A video/surround-sound piece made for the argos Festival 2004. “The Berlaymont building, seat of the European Commissionis a symbolic centre for the European quarter of Brussels as well as for Europe itself. Formally interesting is the fact that the original modernist architecture has been renovated and forseen with a new “skin” or rather an armour plating,changing the outward appearance while preserving the inner form. I see this as mirroring the expansion of Europe in general.
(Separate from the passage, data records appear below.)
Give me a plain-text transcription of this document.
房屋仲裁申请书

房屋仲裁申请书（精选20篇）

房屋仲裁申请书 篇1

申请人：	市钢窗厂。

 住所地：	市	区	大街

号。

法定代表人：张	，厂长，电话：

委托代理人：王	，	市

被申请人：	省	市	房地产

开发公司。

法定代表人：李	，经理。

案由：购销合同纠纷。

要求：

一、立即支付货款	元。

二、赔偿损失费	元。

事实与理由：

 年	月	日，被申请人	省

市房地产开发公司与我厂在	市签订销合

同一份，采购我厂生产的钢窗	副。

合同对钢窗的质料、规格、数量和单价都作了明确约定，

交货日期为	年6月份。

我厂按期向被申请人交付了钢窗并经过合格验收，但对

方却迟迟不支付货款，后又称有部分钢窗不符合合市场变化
Berlaymont/Europe is pictured as a modernist utopia, where the transparency of architecture is a metaphor for democracy itself. The building is empty, but it hums softly to itself. It dreams of its future uses, its future occupants, dreaming that it might one day be open to all, but knowing that its gigantic security machine regulates the flow and access of people just as the airconditioning regulates the flow of air and heat.The sounds are of empty buildings and their machines but sometimes other sounds filter in from outside through ducts or through the windows. The images are of Berlaymont and other buildings either in use or already being demolished.The image and sound sequences are composed by a machinethat chooses sounds and images which build up, overlap and then fall away again. Thus the machine constructs its “dreaming”- an imaginary ephemeral architecture”.